Esta involución no es casual. Forma parte de una estrategia que bebe del manual de la derecha reaccionaria global: polarizar, degradar el espacio común, convertir la discrepancia política en batalla cultural. Es una forma de hacer política sin proyecto, donde la crítica no construye, sino que destruye. Donde el desprecio a los hechos y a la inteligencia del votante se disfraza de autenticidad.

Democracia vaciada

Lo preocupante no es únicamente el tono, sino la vaciedad del contenido. La derecha española ha optado por una oposición basada en la exageración emocional y la deslegitimación constante del adversario. Se banaliza la palabra "dictadura", se utiliza el término "traición" con ligereza, se acusa de forma sistemática sin pruebas. Todo se convierte en una causa mayor, una afrenta inaceptable, una batalla existencial. La política deja de ser un instrumento de construcción colectiva para convertirse en una escenificación permanente del agravio.

Este clima empobrece el debate y dificulta los acuerdos. Y no solo eso: erosiona la confianza en las instituciones. Cuando los representantes públicos usan el Parlamento como campo de batalla simbólica y personal, el ciudadano se distancia, descree, se cansa. El "todos son iguales" encuentra caldo de cultivo en ese ruido constante que sustituye a la discusión de fondo.

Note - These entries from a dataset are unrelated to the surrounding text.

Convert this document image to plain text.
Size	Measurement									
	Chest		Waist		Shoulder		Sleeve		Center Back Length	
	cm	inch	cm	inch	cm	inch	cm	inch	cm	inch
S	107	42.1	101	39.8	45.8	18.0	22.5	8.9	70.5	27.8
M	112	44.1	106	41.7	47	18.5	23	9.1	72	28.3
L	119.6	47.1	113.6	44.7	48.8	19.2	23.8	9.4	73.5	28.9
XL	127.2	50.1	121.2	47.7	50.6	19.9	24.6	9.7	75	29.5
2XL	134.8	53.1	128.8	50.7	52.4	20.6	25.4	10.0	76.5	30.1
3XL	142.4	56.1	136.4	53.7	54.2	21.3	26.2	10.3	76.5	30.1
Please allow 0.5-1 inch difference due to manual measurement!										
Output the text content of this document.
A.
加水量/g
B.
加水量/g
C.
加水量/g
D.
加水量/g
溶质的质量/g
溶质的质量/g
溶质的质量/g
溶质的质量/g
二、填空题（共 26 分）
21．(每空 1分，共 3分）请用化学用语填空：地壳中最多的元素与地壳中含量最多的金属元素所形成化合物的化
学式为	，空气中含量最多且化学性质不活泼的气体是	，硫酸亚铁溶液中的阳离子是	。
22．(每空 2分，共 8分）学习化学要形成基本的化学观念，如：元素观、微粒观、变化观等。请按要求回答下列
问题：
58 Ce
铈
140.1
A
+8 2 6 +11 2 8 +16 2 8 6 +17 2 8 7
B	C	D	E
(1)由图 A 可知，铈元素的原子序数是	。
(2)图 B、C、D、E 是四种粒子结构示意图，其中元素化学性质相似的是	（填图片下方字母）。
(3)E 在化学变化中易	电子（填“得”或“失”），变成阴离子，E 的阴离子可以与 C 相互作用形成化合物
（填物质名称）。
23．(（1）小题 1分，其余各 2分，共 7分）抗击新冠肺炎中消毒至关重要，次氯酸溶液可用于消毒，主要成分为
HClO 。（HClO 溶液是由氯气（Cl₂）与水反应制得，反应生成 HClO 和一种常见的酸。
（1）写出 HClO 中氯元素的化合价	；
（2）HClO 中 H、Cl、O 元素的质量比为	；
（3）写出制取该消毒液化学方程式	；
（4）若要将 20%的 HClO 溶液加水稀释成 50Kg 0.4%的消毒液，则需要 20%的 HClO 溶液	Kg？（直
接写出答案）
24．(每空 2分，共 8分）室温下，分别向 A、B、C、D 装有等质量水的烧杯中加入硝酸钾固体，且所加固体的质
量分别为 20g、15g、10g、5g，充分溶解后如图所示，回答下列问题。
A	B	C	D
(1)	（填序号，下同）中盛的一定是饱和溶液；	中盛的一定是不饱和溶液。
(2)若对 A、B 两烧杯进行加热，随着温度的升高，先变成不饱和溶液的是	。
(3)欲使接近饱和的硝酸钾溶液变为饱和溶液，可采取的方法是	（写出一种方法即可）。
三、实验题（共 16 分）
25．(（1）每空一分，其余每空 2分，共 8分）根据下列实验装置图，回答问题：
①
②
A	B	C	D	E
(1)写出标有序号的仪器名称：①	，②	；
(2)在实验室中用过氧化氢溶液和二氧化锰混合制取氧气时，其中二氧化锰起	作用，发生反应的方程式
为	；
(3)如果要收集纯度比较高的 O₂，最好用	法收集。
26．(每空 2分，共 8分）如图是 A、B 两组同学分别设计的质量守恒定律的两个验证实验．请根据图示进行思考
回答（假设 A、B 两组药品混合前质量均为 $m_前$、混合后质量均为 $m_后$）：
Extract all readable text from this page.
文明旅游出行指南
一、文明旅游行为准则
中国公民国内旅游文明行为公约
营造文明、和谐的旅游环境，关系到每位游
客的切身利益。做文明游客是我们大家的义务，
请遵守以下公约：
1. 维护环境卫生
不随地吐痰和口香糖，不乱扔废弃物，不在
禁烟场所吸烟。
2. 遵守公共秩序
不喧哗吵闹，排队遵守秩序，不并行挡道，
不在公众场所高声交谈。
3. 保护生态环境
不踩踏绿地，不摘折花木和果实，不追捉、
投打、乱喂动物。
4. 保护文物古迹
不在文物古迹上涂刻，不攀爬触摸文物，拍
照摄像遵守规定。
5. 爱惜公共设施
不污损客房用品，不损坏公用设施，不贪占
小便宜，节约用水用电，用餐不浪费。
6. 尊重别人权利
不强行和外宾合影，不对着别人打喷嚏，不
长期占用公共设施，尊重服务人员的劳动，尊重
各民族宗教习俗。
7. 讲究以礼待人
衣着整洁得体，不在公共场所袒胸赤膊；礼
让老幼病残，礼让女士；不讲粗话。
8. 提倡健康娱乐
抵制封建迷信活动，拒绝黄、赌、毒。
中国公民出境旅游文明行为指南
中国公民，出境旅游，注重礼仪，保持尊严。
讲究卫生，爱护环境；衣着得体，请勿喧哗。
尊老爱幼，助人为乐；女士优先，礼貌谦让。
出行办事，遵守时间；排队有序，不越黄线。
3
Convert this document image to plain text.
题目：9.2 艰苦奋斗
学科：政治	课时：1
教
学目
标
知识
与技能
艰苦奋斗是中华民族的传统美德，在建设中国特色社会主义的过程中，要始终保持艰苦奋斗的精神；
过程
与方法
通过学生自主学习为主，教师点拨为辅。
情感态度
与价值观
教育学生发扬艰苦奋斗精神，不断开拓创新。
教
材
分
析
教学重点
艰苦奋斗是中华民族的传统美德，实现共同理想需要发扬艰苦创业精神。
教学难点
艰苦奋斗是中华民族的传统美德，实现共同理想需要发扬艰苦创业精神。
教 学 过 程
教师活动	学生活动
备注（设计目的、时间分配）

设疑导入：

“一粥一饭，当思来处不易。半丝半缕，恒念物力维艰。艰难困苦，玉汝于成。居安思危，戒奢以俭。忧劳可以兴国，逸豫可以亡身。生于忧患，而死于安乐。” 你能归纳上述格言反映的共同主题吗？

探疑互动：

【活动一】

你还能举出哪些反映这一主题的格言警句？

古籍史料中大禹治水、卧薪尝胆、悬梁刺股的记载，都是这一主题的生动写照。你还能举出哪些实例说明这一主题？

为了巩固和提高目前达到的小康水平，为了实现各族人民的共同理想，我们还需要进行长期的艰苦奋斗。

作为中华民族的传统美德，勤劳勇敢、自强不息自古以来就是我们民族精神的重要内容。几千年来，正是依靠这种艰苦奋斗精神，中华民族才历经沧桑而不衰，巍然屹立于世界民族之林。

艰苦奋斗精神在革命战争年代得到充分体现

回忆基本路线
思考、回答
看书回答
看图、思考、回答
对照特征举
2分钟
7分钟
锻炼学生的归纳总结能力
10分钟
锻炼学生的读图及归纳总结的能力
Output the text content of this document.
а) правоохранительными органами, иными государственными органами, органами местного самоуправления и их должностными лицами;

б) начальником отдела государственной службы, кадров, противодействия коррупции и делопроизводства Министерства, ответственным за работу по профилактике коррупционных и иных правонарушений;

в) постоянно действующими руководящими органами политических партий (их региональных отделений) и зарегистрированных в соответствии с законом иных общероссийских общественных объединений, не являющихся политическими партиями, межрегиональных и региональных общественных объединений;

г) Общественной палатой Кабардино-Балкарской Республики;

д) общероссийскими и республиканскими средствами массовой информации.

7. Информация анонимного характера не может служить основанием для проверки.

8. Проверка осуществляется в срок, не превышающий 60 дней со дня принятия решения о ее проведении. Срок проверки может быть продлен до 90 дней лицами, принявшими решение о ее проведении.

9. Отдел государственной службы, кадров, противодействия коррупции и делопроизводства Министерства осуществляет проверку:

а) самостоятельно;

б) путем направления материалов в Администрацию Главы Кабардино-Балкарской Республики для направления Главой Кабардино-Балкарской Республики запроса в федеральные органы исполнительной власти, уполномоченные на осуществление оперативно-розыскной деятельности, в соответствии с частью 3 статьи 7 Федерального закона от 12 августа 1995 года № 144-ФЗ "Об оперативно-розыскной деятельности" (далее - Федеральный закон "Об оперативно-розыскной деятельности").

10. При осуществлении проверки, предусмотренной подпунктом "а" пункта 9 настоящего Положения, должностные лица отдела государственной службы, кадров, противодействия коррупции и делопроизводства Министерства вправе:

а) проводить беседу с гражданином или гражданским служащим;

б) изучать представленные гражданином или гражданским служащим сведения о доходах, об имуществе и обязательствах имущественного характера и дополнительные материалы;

No se trata aquí de caer en una nostalgia idealizada. La Transición y las primeras décadas de la democracia tampoco estuvieron exentas de crispación o desigualdades. Pero sí había una conciencia clara del valor de la palabra, del peso del argumento, de la necesidad de mantener ciertas formas que protegían el fondo. Hoy esa conciencia ha desaparecido en amplios sectores de la derecha. La intervención medida ha sido sustituida por el exabrupto, y el parlamentarismo por el postureo.

Urge recuperar un mínimo de altura política. No por cortesía, sino por salud democrática. Las instituciones se degradan cuando se utilizan como escenarios de campaña permanente. La democracia se resiente cuando el discurso se reduce a gritos y descalificaciones. Y aunque el deterioro afecta a todo el ecosistema político, hay sectores que parecen haberlo convertido en estrategia principal, sin mostrar intención alguna de revertir la tendencia.

Es responsabilidad de todos, medios, ciudadanía, actores políticos, exigir otro nivel. No basta con indignarse ante el último exabrupto o el penúltimo bulo: hace falta reclamar un espacio público más adulto, más sereno, más útil. Porque sin palabra pública de calidad, la democracia pierde su sustancia. Y sin sustancia, solo queda el ruido. O peor aún: el vacío.